Depuis sa création au début des années 90' par l’Agence IDEO, la pensée design a mis du temps à émerger comme approche, comme méthode plaçant le design en élément central et stratégique du développement des entreprises. Le Design Thinking au fil des années est apparu dans les publications et dans les séminaires, sans toutefois s’imposer dans les entreprises, ni comme état d’esprit, ni comme moyen d’évolution. Sans doute parce que les organisations, la gouvernance, les métiers, les RH, l’évaluation de la performance, le fonctionnement de l’entreprise étaient tous dans l’héritage des pratiques passées, héritage à l’origine duquel nous retrouvons le programme Apollo sous l’égide du Department of Defense des Etats-Unis et l’émergence concomitante de la gestion de projet, de la Qualité (référentiel et produit) et autres cadres normatifs touchant les systèmes, les organisations, la planification et la gestion des ressources.

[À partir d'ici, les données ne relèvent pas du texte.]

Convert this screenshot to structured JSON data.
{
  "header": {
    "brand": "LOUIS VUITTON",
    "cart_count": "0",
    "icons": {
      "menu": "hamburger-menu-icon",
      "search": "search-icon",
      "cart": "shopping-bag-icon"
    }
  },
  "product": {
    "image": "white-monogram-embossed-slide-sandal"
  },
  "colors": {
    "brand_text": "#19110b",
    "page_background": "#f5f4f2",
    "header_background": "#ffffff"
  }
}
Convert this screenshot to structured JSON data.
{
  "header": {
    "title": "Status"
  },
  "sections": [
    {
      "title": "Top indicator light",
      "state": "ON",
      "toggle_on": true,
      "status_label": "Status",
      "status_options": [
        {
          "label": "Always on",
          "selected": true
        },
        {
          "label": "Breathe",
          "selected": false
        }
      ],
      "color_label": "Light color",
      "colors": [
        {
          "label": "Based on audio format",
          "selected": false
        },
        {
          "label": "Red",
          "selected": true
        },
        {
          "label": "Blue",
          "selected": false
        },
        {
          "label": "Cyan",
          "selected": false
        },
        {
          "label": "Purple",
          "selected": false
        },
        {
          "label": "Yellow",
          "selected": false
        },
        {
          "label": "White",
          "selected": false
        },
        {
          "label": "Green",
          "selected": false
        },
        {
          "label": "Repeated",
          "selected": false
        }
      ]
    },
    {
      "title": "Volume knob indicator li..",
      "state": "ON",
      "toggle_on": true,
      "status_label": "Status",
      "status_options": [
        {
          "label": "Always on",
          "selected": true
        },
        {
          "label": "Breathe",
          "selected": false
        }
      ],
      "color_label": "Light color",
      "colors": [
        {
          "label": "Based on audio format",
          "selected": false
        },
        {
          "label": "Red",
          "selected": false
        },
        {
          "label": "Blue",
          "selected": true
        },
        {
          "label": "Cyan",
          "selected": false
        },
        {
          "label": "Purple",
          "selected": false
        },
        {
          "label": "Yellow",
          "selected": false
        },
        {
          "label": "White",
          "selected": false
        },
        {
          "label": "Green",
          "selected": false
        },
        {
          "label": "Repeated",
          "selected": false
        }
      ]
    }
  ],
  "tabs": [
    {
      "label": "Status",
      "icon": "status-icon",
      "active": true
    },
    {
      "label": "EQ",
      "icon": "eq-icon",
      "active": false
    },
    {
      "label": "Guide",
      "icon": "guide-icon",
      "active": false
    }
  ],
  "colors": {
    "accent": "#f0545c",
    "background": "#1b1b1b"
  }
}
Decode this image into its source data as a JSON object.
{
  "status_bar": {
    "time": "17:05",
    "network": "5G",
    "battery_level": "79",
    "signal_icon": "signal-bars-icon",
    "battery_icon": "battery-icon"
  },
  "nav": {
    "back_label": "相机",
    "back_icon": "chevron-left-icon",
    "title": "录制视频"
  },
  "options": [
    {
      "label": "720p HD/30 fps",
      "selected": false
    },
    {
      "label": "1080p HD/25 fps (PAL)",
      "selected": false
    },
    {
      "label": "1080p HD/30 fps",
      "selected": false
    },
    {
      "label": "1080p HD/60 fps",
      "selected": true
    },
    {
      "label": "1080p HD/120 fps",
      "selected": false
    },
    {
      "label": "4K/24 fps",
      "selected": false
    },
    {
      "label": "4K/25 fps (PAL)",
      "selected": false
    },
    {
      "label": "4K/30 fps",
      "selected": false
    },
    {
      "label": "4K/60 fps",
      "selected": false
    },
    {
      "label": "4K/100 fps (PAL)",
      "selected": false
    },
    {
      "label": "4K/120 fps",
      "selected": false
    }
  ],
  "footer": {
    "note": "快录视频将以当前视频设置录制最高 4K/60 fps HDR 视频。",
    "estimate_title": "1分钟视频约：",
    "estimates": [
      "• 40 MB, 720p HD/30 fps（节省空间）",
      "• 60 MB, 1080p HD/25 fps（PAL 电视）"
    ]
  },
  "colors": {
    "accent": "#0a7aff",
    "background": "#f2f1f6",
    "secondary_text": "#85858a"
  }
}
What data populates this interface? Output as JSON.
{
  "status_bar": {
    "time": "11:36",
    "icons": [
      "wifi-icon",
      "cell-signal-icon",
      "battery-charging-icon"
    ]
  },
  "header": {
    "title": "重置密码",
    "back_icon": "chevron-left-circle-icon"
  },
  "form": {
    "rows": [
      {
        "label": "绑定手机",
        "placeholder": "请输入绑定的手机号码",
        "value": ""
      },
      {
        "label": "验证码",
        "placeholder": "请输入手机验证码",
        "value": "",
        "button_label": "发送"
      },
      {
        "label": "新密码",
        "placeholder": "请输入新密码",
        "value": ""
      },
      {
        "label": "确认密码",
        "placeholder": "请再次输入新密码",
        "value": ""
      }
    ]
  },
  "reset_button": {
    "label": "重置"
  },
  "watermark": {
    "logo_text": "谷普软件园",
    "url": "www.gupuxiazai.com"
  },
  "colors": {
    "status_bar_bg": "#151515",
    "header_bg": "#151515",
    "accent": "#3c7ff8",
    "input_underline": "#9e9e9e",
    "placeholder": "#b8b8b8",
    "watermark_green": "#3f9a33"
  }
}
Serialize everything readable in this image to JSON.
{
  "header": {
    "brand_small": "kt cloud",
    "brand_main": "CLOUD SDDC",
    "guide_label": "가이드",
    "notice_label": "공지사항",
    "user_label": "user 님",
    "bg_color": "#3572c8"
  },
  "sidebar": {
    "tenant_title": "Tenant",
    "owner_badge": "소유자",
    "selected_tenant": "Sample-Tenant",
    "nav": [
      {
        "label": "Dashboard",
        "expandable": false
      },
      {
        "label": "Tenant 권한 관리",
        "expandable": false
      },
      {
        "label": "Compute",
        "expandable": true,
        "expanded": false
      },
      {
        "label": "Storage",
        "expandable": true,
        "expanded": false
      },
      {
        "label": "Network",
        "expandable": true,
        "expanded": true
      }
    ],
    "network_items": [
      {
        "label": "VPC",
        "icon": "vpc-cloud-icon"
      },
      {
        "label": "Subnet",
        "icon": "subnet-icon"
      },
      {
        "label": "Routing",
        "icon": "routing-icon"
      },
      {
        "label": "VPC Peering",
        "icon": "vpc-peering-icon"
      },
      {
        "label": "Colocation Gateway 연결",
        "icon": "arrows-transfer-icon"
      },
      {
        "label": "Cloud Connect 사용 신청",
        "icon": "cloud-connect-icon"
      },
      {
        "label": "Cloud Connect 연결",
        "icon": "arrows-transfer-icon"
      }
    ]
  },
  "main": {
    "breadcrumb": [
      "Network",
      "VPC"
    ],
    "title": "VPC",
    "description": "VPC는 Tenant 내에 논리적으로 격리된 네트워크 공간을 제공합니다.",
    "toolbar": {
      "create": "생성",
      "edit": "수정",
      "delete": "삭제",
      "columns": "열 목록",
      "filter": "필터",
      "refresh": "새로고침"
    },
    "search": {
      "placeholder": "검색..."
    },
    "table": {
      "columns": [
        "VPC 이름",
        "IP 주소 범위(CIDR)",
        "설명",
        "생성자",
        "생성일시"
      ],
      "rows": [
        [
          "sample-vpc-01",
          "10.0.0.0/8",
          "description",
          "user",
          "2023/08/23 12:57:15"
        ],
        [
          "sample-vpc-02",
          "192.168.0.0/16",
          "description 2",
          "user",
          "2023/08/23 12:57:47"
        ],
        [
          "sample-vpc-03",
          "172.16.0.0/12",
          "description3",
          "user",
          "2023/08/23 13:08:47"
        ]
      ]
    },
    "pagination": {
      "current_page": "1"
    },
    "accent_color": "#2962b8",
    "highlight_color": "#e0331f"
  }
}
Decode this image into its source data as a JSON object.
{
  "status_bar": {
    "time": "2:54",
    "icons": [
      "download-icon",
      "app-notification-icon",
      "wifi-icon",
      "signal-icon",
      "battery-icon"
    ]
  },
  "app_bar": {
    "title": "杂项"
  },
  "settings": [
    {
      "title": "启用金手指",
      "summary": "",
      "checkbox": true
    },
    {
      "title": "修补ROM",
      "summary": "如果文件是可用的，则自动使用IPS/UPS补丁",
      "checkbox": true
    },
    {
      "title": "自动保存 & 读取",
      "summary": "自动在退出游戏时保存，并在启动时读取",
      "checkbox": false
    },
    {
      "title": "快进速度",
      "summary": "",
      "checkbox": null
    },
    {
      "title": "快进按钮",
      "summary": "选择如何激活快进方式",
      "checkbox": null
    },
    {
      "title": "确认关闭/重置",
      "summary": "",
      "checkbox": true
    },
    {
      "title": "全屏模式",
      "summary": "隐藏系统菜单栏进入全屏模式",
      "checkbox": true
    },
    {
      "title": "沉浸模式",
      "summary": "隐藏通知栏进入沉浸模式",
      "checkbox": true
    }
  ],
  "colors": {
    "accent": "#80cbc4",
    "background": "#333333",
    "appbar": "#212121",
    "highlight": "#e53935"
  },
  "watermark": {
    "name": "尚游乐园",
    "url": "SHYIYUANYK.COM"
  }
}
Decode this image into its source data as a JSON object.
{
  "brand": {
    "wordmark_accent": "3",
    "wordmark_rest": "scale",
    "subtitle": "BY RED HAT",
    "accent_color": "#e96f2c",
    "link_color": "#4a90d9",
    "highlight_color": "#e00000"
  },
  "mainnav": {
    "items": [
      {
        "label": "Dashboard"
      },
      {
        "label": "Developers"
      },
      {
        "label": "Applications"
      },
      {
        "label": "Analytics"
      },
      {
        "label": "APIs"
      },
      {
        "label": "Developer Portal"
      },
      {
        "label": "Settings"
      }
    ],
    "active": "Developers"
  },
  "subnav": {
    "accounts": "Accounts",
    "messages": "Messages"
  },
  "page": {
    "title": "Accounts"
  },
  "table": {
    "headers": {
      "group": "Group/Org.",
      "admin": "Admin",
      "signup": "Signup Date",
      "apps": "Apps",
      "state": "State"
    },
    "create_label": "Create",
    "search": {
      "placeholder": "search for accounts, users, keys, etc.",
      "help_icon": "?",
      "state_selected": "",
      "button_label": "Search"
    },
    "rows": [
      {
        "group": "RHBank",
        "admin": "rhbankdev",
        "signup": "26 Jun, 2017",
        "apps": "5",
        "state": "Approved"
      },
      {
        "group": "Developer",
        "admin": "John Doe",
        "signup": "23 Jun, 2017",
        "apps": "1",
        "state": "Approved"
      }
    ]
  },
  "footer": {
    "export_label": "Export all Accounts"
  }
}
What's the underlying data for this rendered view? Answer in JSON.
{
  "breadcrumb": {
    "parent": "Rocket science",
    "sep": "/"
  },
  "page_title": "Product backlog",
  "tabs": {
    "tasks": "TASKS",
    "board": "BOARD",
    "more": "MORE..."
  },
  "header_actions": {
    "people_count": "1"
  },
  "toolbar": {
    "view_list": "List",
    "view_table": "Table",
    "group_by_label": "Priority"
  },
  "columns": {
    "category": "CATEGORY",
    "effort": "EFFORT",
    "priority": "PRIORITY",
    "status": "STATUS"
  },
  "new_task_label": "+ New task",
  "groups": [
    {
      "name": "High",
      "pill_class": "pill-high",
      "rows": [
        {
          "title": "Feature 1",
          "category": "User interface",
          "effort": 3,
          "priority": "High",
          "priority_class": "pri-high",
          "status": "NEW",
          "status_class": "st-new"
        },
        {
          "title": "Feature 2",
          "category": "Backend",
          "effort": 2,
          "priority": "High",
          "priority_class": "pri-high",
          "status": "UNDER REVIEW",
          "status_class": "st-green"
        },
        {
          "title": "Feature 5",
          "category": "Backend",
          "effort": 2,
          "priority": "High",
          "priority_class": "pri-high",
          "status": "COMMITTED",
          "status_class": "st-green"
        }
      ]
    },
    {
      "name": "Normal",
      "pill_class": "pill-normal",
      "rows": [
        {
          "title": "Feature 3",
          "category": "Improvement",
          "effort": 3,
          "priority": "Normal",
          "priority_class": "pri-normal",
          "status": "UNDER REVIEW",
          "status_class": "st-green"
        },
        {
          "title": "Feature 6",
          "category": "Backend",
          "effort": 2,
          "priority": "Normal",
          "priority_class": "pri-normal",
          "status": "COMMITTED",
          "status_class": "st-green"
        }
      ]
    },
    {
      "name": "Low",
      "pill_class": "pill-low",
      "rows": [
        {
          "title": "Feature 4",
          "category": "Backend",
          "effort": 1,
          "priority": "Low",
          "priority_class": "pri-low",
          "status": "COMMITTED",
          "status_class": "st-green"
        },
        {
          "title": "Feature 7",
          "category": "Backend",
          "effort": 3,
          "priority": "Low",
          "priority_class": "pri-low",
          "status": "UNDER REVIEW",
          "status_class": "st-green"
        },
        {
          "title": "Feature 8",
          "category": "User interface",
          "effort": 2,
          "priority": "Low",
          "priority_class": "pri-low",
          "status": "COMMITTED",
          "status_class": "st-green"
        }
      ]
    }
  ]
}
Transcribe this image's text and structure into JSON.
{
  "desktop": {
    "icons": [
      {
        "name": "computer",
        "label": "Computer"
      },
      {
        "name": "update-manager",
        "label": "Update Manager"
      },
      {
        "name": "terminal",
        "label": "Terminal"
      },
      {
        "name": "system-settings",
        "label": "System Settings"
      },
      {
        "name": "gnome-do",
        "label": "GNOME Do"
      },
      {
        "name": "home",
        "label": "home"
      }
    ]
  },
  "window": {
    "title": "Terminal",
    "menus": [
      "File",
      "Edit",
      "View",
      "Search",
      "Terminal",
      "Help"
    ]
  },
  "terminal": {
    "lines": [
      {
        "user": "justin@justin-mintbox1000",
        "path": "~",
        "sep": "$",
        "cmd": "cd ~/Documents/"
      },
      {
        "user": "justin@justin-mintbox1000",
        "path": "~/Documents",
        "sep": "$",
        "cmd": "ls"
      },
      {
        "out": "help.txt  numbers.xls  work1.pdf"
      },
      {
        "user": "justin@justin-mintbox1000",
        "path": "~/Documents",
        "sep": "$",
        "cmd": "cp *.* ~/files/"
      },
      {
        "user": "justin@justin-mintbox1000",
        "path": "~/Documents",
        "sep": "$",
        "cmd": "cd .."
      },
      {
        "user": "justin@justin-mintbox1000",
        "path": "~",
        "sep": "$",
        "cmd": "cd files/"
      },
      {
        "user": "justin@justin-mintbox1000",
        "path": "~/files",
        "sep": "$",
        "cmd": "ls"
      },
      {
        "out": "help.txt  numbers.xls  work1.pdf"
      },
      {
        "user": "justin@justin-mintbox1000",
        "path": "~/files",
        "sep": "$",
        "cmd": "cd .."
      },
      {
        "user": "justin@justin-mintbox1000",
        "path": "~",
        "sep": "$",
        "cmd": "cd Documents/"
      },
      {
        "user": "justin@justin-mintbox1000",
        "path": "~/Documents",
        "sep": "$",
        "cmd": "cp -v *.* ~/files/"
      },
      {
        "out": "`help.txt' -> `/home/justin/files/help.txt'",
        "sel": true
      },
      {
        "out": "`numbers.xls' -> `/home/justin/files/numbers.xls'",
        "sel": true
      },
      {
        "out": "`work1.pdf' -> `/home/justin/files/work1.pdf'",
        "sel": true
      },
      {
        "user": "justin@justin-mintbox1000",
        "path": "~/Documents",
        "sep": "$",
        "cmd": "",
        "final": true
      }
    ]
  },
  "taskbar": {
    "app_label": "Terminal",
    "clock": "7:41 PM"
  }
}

Avant, la R&D, obsédée par l’obtention d’un budget pour son foisonnement voire son fonctionnement, était découplée du Bureau d’Etude et du Bureau des Méthodes, elle vivait dans son laboratoire. On imaginait et concevait des produits là où désormais on propose des expériences, ce qui a pour vertu principale de repositionner le ‘’Why?’’ à sa place légitime au sein de l’entreprise, d’ouvrir les portes et de regarder à l’extérieur, de décloisonner les départements, y compris la recherche et le développement.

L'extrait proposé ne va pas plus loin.